The perception of a decline in British military assertiveness has been reinforced by trends in military capability. As of 2013, Britain was one of only three European states, along with Estonia and Greece, to meet the NATO target for spending 2 per cent of GDP on defence. As operations in Afghanistan end and the full impact of austerity-driven spending cuts is felt, however, the UK defence budget is on course to fall below the NATO threshold in 2015 or possibly, with the help of some imaginative accounting, in 2016. Given the prominence given to this target in Washington, such a development can only add to a wider perception that Britain’s defence posture is becoming more ‘European’, and not in a good way.
These difficulties could yet turn out to be cyclical. New operations could re-establish the credibility of British military force as a means for achieving political objectives. If recent rates of economic growth are sustained, it would make it more feasible to fund some growth in defence spending. It could also help to win back popular support for the constitutional status quo, in relation to both the Scottish and European questions. Before this objective can be achieved, however much political energy may still have to be spent on maintaining the UK’s dual unions.
Scotland and England joined forces in the 1707 Act of Union. In doing so, they created what was then, and is even to this day, a rare and successful model: a multinational state in which separate national institutions and cultures are allowed to flourish, but in which joint action can achieve much more than either nation could have achieved separately.
This very liberal creation helped shape the conditions for the central role that the United Kingdom, and all its constituent parts, played in the European enlightenment and the Industrial Revolution. It made possible the emergence of the British Empire as the leading global power of the 19th century, a role in which both Scotland and England played a key part.
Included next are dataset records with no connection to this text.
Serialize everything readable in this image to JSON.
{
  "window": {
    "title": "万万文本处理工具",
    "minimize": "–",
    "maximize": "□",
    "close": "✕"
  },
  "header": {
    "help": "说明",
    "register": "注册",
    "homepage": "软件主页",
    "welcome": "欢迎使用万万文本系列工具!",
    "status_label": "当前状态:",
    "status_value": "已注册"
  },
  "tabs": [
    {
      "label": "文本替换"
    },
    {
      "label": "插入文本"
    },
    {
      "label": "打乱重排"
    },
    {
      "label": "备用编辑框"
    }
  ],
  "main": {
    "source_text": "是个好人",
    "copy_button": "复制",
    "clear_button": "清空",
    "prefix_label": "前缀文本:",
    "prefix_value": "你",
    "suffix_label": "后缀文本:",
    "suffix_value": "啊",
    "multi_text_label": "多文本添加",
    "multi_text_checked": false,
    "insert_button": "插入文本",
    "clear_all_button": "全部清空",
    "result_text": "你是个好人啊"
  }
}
It is still far from likely that the United Kingdom will perish, or that it will abandon its commitment to the European Union. But the possibility of one or both of these separations taking place seems set to be a central part of British politics for a decade or more. Whether, and how, these issues are addressed will be as important in shaping others’ views of the UK as any assessment of whether it continues to be a significant contributor of hard power to global security. That in itself is a very significant change in Britain’s position in the world.